Раненые полюбили Таню и за скрипку, и за то, что она осиротела на войне, что она ленинградка. К тем, кто пережил блокаду, относились особо, как и к тем, кто прошел через фашистские концлагеря. На тяжелой войне это было самым тяжелым. Поэтому Алешина мать ничего не решалась сказать Тане. Но потом, когда Алешу выписали из госпиталя, не пустила Таню к ним домой. Наверное, из-за Тани она и из госпиталя забрала его так поспешно.
Из своей комнаты Алеша слышал, как мама говорила Тане, которая очень быстро разыскала их:
— Девочка, не ходи к нам, не обнадеживай Алешу понапрасну.
— Вы не понимаете! — пылко воскликнула Таня. — Вы…
Но мама перебила ее, стараясь говорить шепотом:
— Я все понимаю, я ведь тоже была молодой. И все же прошу тебя: к Алеше не ходи.
— А Алеша, он сам…
— Он тоже не хочет, чтоб ты приходила.
— Это неправда! Алеша! — крикнула, позвала Таня.
Но мама, видно, просто выставила ее за дверь. Разве Таня могла справиться с нею, с ее жилистыми, натренированными руками.
Если бы он мог встать! Он накрыл голову подушкой, чтоб мама не увидела его лица, но мама в комнату не заходила, тихо копошилась на кухне, пока сумерки не запеленали все предметы, не повисли над кроватью надежным заслоном от маминых глаз… Она права, она трижды права: он должен один пробиваться через свою беду, ну, разве что с мамой, потому что она мать и это ее право. Он не должен никого больше впутывать; пусть не будет никакой отдушины, через которую просочатся боль и сомнения.

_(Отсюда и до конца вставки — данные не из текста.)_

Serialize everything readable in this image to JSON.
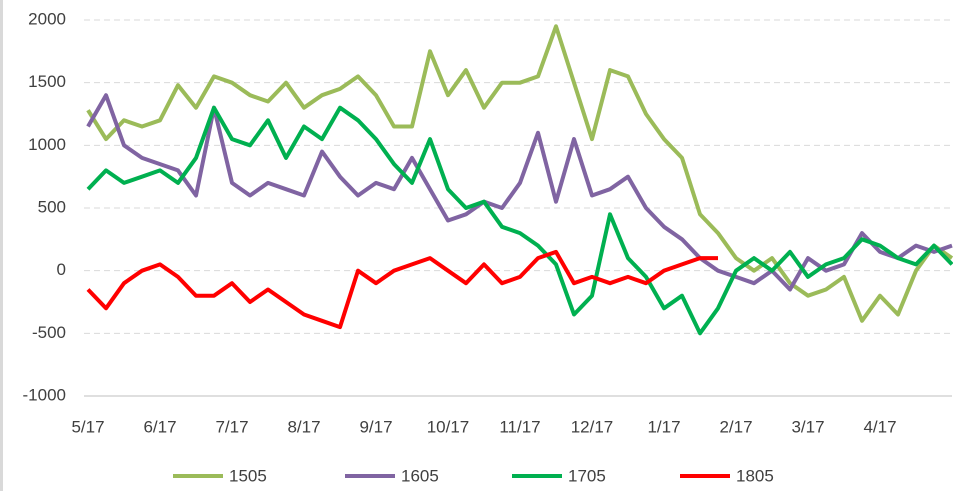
{
  "chart_data": {
    "type": "line",
    "categories": [
      "5/17",
      null,
      null,
      null,
      "6/17",
      null,
      null,
      null,
      "7/17",
      null,
      null,
      null,
      "8/17",
      null,
      null,
      null,
      "9/17",
      null,
      null,
      null,
      "10/17",
      null,
      null,
      null,
      "11/17",
      null,
      null,
      null,
      "12/17",
      null,
      null,
      null,
      "1/17",
      null,
      null,
      null,
      "2/17",
      null,
      null,
      null,
      "3/17",
      null,
      null,
      null,
      "4/17",
      null,
      null,
      null,
      null
    ],
    "ylim": [
      -1000,
      2000
    ],
    "yticks": [
      -1000,
      -500,
      0,
      500,
      1000,
      1500,
      2000
    ],
    "grid": true,
    "legend": "bottom",
    "series": [
      {
        "name": "1505",
        "color": "#9bbb59",
        "values": [
          1280,
          1050,
          1200,
          1150,
          1200,
          1480,
          1300,
          1550,
          1500,
          1400,
          1350,
          1500,
          1300,
          1400,
          1450,
          1550,
          1400,
          1150,
          1150,
          1750,
          1400,
          1600,
          1300,
          1500,
          1500,
          1550,
          1950,
          1500,
          1050,
          1600,
          1550,
          1250,
          1050,
          900,
          450,
          300,
          100,
          0,
          100,
          -100,
          -200,
          -150,
          -50,
          -400,
          -200,
          -350,
          0,
          200,
          100
        ]
      },
      {
        "name": "1605",
        "color": "#8064a2",
        "values": [
          1150,
          1400,
          1000,
          900,
          850,
          800,
          600,
          1300,
          700,
          600,
          700,
          650,
          600,
          950,
          750,
          600,
          700,
          650,
          900,
          650,
          400,
          450,
          550,
          500,
          700,
          1100,
          550,
          1050,
          600,
          650,
          750,
          500,
          350,
          250,
          100,
          0,
          -50,
          -100,
          0,
          -150,
          100,
          0,
          50,
          300,
          150,
          100,
          200,
          150,
          200
        ]
      },
      {
        "name": "1705",
        "color": "#00b050",
        "values": [
          650,
          800,
          700,
          750,
          800,
          700,
          900,
          1300,
          1050,
          1000,
          1200,
          900,
          1150,
          1050,
          1300,
          1200,
          1050,
          850,
          700,
          1050,
          650,
          500,
          550,
          350,
          300,
          200,
          50,
          -350,
          -200,
          450,
          100,
          -50,
          -300,
          -200,
          -500,
          -300,
          0,
          100,
          0,
          150,
          -50,
          50,
          100,
          250,
          200,
          100,
          50,
          200,
          50
        ]
      },
      {
        "name": "1805",
        "color": "#ff0000",
        "values": [
          -150,
          -300,
          -100,
          0,
          50,
          -50,
          -200,
          -200,
          -100,
          -250,
          -150,
          -250,
          -350,
          -400,
          -450,
          0,
          -100,
          0,
          50,
          100,
          0,
          -100,
          50,
          -100,
          -50,
          100,
          150,
          -100,
          -50,
          -100,
          -50,
          -100,
          0,
          50,
          100,
          100,
          null,
          null,
          null,
          null,
          null,
          null,
          null,
          null,
          null,
          null,
          null,
          null,
          null
        ]
      }
    ]
  }
}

И вдруг сердце стукнуло: «Таня!» Он услышал ее скрипку. А может, радио? Нет, радио выключено, там передают что-то спортивное. А скрипка билась в стекло. Таня играла где-то недалеко. Неужели прямо на улице? Зовущее, обнадеживающее и требовательное рвалось в комнату. Проехала машина — заглушила; кто-то звонко пробежал по плитам — увлек музыку за собой; продребезжал смех, которому тоже никакого дела ни до него, ни до Тани. А может быть, это ему чудится? Алеша подтянулся на руках, взял костыль, стоящий у изголовья, поднял им шпингалет, сильно нажал на раму. Окно растворилось.
Закрыл глаза и не видел, как на пороге застыла мама и тихо отступила в кухню. Потом уже музыки не было, а Таня все равно была. Остыла комната, холодные мурашки побежали по телу… Он как-то даже успокоился: эта музыка — как уверение и требование не отступать, ждать, надеяться. Значит, Таня понимает, Таня подождет, пока он справится с бедой. Больше мысли о Тане не были тоской, он часто видел ее во сне, так же счастливо и радостно, как сегодня.
Еще недавно он мечтал о том времени, когда сможет бросить костыли, а теперь мечтает ходить хотя бы на костылях, пусть бы ватные ноги стали третьей точкой опоры, тумбой, на которую могло бы опереться тело.
Таня присматривалась к Лене Мартыненко. Внешность — самая обычная: круглолиц, курнос, короткая стрижка ершиком, уши торчат, но во всем облике какое-то особое упрямство, в широких плечах — сила, а тонкая талия перетянута солдатским ремнем. Голова немного набыченная, взгляд из-под бровей, глаза совсем не детские, не мальчишечьи, умные и тоже очень упрямые. Во всяком случае, не с такой внешностью петь Ленского, мечтателя-поэта.